Two or more people in one family — or household in tax terms — who earn middle-class wages means they’re likely top earners everywhere in the state except Northern Virginia, where they’d still be at the top end of the middle class.
Northern Virginia’s middle class includes people with incomes from $43,950 to $131,380, according to Pew. On the other end, the area around Blacksburg and Radford have the lowest income range that qualifies for middle-class status, with a range of $32,658 to $97,974 a year.
Most of the state’s middle-class residents live in the Hampton Roads region, where 57 percent of residents have that label, according to Pew. Northern Virginia has the lowest share of middle-class residents, with about 49 percent making enough to be considered as such.
Who wins in each tax plan?
If it’s difficult to estimate what the middle class is, it’s even harder to know how many of those people would be affected by various tax policy proposals.
Tax liability and refunds depend on a number of choices the individual filer makes.
Northam proposed using $215 million of projected revenue from the Tax Cuts and Jobs Act to make the earned income tax credit fully refundable. It’s estimated that more than 600,000 Virginians who make less than $55,000 a year would benefit from that change.
Part of that money comes from revenue the state would hold on to that would have previously been refunded to some taxpayers. In Virginia, residents can’t take the federal standard deduction and itemize their state taxes. But now that the federal standard deduction is much higher than the state’s, taxpayers may be leaving money on the table when deciding to itemize or take the unchanged state standard deduction.
That practice would disproportionately affect middle-class Virginians, Republicans said. The party came up with a plan that would raise the standard deduction, allowing people to itemize deductions on their state taxes while taking the higher federal standard deduction and lifting the restriction on writing off state and local taxes.
Raising the standard deduction would benefit low and middle-income Virginians, the GOP said in a release. A married couple that chooses the higher standard deduction would get $115 more on their refund because of it.
Decoupling — allowing itemization on the state level while taking the federal standard deduction — would get about $800 more for a married couple that owns a home with a combined annual income about $110,000.
And allowing people to continue to deduct property taxes higher than $10,000 will especially benefit homeowners in Northern Virginia, said Del. Tim Hugo, R-Fairfax, who is carrying the party’s tax legislation.

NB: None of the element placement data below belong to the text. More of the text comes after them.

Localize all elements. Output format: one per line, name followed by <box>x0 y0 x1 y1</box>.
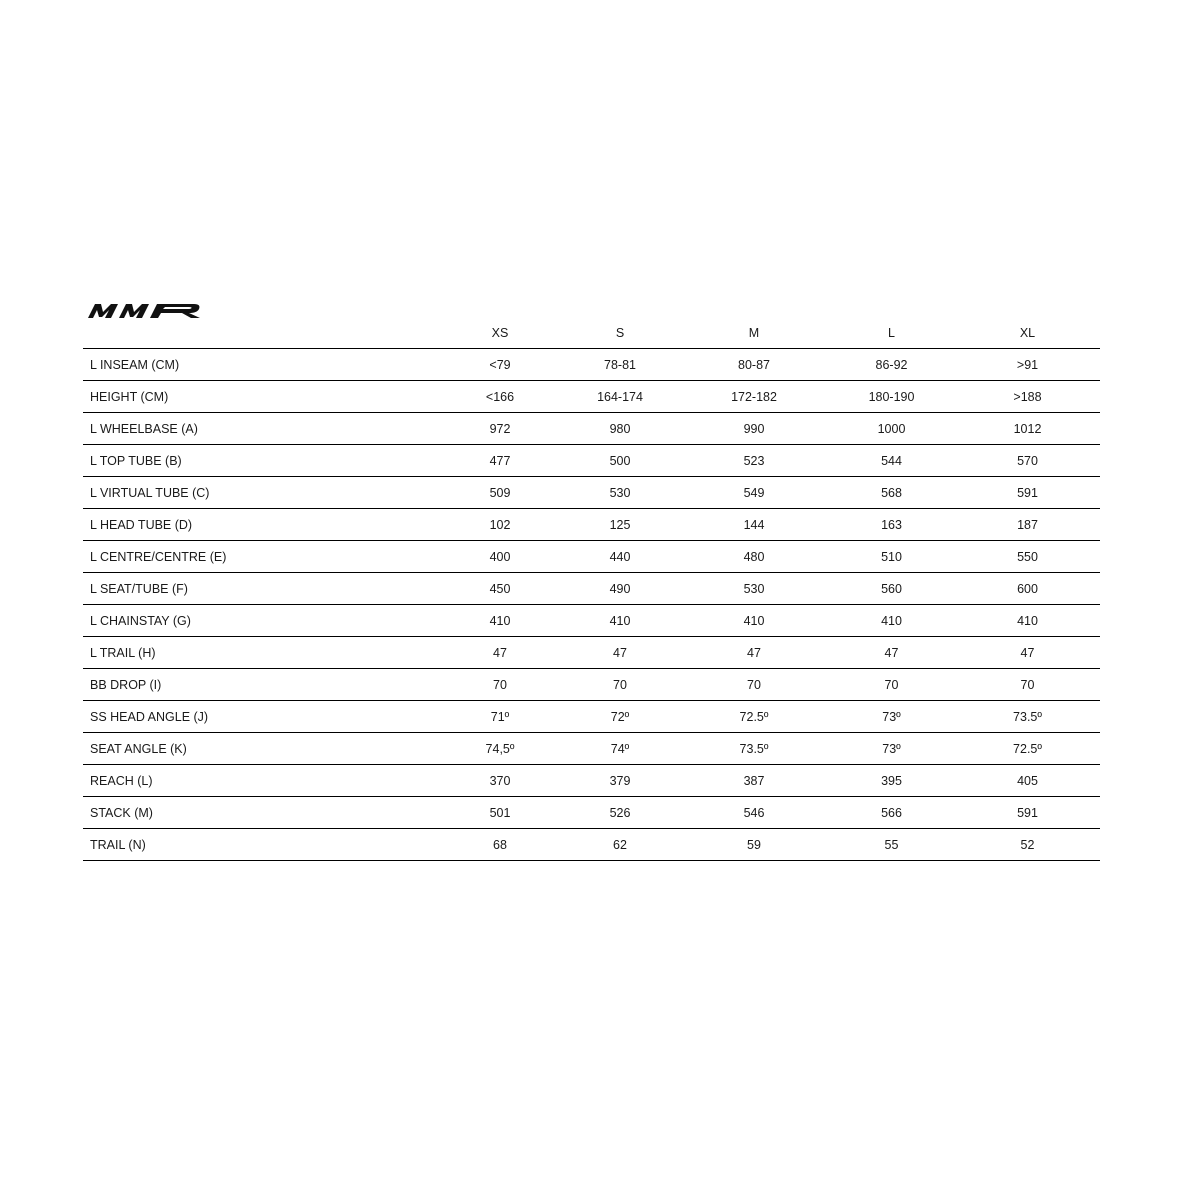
cell-xl: 600 <box>955 573 1100 605</box>
cell-xl: 405 <box>955 765 1100 797</box>
cell-xs: 74,5º <box>440 733 560 765</box>
cell-l: 568 <box>828 477 955 509</box>
cell-s: 78-81 <box>560 349 680 381</box>
size-header-l: L <box>828 317 955 349</box>
row-label: L CENTRE/CENTRE (E) <box>83 541 440 573</box>
cell-s: 47 <box>560 637 680 669</box>
cell-m: 80-87 <box>680 349 828 381</box>
cell-m: 530 <box>680 573 828 605</box>
table-row <box>83 413 1100 445</box>
row-label: L SEAT/TUBE (F) <box>83 573 440 605</box>
header-label-cell <box>83 317 440 349</box>
table-header <box>83 317 1100 349</box>
cell-s: 379 <box>560 765 680 797</box>
cell-l: 86-92 <box>828 349 955 381</box>
cell-xl: 591 <box>955 477 1100 509</box>
cell-xl: 47 <box>955 637 1100 669</box>
cell-m: 144 <box>680 509 828 541</box>
cell-xl: 591 <box>955 797 1100 829</box>
row-label: L VIRTUAL TUBE (C) <box>83 477 440 509</box>
cell-xs: 370 <box>440 765 560 797</box>
geometry-table <box>83 317 1100 861</box>
cell-xs: <166 <box>440 381 560 413</box>
cell-xl: 410 <box>955 605 1100 637</box>
cell-xl: 1012 <box>955 413 1100 445</box>
table-row <box>83 829 1100 861</box>
cell-xs: 972 <box>440 413 560 445</box>
cell-l: 73º <box>828 701 955 733</box>
cell-l: 560 <box>828 573 955 605</box>
row-label: SEAT ANGLE (K) <box>83 733 440 765</box>
cell-m: 73.5º <box>680 733 828 765</box>
cell-xs: <79 <box>440 349 560 381</box>
row-label: L CHAINSTAY (G) <box>83 605 440 637</box>
cell-s: 70 <box>560 669 680 701</box>
table-row <box>83 573 1100 605</box>
table-body <box>83 349 1100 861</box>
cell-xl: 570 <box>955 445 1100 477</box>
table-row <box>83 733 1100 765</box>
cell-s: 440 <box>560 541 680 573</box>
cell-m: 549 <box>680 477 828 509</box>
cell-s: 410 <box>560 605 680 637</box>
cell-xl: 70 <box>955 669 1100 701</box>
size-header-s: S <box>560 317 680 349</box>
cell-m: 990 <box>680 413 828 445</box>
cell-m: 546 <box>680 797 828 829</box>
cell-xs: 509 <box>440 477 560 509</box>
row-label: L TRAIL (H) <box>83 637 440 669</box>
cell-xs: 70 <box>440 669 560 701</box>
cell-s: 530 <box>560 477 680 509</box>
cell-l: 544 <box>828 445 955 477</box>
cell-m: 387 <box>680 765 828 797</box>
cell-s: 980 <box>560 413 680 445</box>
cell-m: 480 <box>680 541 828 573</box>
cell-xl: 550 <box>955 541 1100 573</box>
cell-xl: >91 <box>955 349 1100 381</box>
cell-m: 59 <box>680 829 828 861</box>
row-label: L INSEAM (CM) <box>83 349 440 381</box>
cell-m: 523 <box>680 445 828 477</box>
table-row <box>83 477 1100 509</box>
table-row <box>83 605 1100 637</box>
row-label: SS HEAD ANGLE (J) <box>83 701 440 733</box>
cell-xs: 450 <box>440 573 560 605</box>
cell-xs: 477 <box>440 445 560 477</box>
cell-l: 55 <box>828 829 955 861</box>
cell-l: 73º <box>828 733 955 765</box>
table-row <box>83 701 1100 733</box>
size-header-xl: XL <box>955 317 1100 349</box>
cell-m: 70 <box>680 669 828 701</box>
cell-l: 1000 <box>828 413 955 445</box>
row-label: HEIGHT (CM) <box>83 381 440 413</box>
logo-text <box>202 302 203 303</box>
cell-s: 500 <box>560 445 680 477</box>
cell-l: 163 <box>828 509 955 541</box>
cell-l: 510 <box>828 541 955 573</box>
row-label: STACK (M) <box>83 797 440 829</box>
cell-xl: 73.5º <box>955 701 1100 733</box>
row-label: L WHEELBASE (A) <box>83 413 440 445</box>
cell-s: 164-174 <box>560 381 680 413</box>
cell-m: 47 <box>680 637 828 669</box>
cell-s: 72º <box>560 701 680 733</box>
cell-xs: 400 <box>440 541 560 573</box>
row-label: BB DROP (I) <box>83 669 440 701</box>
cell-l: 70 <box>828 669 955 701</box>
table-row <box>83 509 1100 541</box>
cell-l: 47 <box>828 637 955 669</box>
cell-m: 172-182 <box>680 381 828 413</box>
cell-xs: 501 <box>440 797 560 829</box>
cell-xs: 410 <box>440 605 560 637</box>
table-row <box>83 349 1100 381</box>
table-row <box>83 541 1100 573</box>
row-label: L TOP TUBE (B) <box>83 445 440 477</box>
size-header-xs: XS <box>440 317 560 349</box>
table-row <box>83 765 1100 797</box>
cell-s: 62 <box>560 829 680 861</box>
cell-l: 410 <box>828 605 955 637</box>
row-label: REACH (L) <box>83 765 440 797</box>
cell-xs: 71º <box>440 701 560 733</box>
size-header-m: M <box>680 317 828 349</box>
table-row <box>83 669 1100 701</box>
cell-xl: 72.5º <box>955 733 1100 765</box>
cell-s: 490 <box>560 573 680 605</box>
cell-xs: 102 <box>440 509 560 541</box>
row-label: L HEAD TUBE (D) <box>83 509 440 541</box>
cell-xl: >188 <box>955 381 1100 413</box>
row-label: TRAIL (N) <box>83 829 440 861</box>
cell-s: 125 <box>560 509 680 541</box>
cell-xs: 68 <box>440 829 560 861</box>
table-row <box>83 445 1100 477</box>
table-row <box>83 797 1100 829</box>
size-header-row <box>83 317 1100 349</box>
cell-l: 180-190 <box>828 381 955 413</box>
cell-s: 74º <box>560 733 680 765</box>
cell-s: 526 <box>560 797 680 829</box>
table-row <box>83 381 1100 413</box>
cell-xs: 47 <box>440 637 560 669</box>
cell-l: 395 <box>828 765 955 797</box>
cell-l: 566 <box>828 797 955 829</box>
cell-xl: 52 <box>955 829 1100 861</box>
cell-m: 72.5º <box>680 701 828 733</box>
cell-xl: 187 <box>955 509 1100 541</box>
table-row <box>83 637 1100 669</box>
cell-m: 410 <box>680 605 828 637</box>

Chris Wodicka, a policy analyst with Richmond-based think tank The Commonwealth Institute, said Hugo is right. The Institute analyzed data from the Internal Revenue Service and found Falls Church was the only locality that had local taxes close to $10,000. Alexandria, Charlottesville and Arlington and Fairfax counties also had real estate tax deductions close to $10,000, but only among taxpayers with incomes more than $200,000.
It’s hard to know how many individual households may take advantage of each of the provisions because there are different ways they could file taxes, but the Joint Legislative Audit and Review Commission estimated the changes would total $594 million.
The Virginia Society of Certified Public Accountants said in an analysis of tax options that raising the standard deduction affects all taxpayers and decoupling would benefit taxpayers in higher income brackets, since it is most beneficial when filers have several big-ticket write-offs, like a mortgage-interest payment.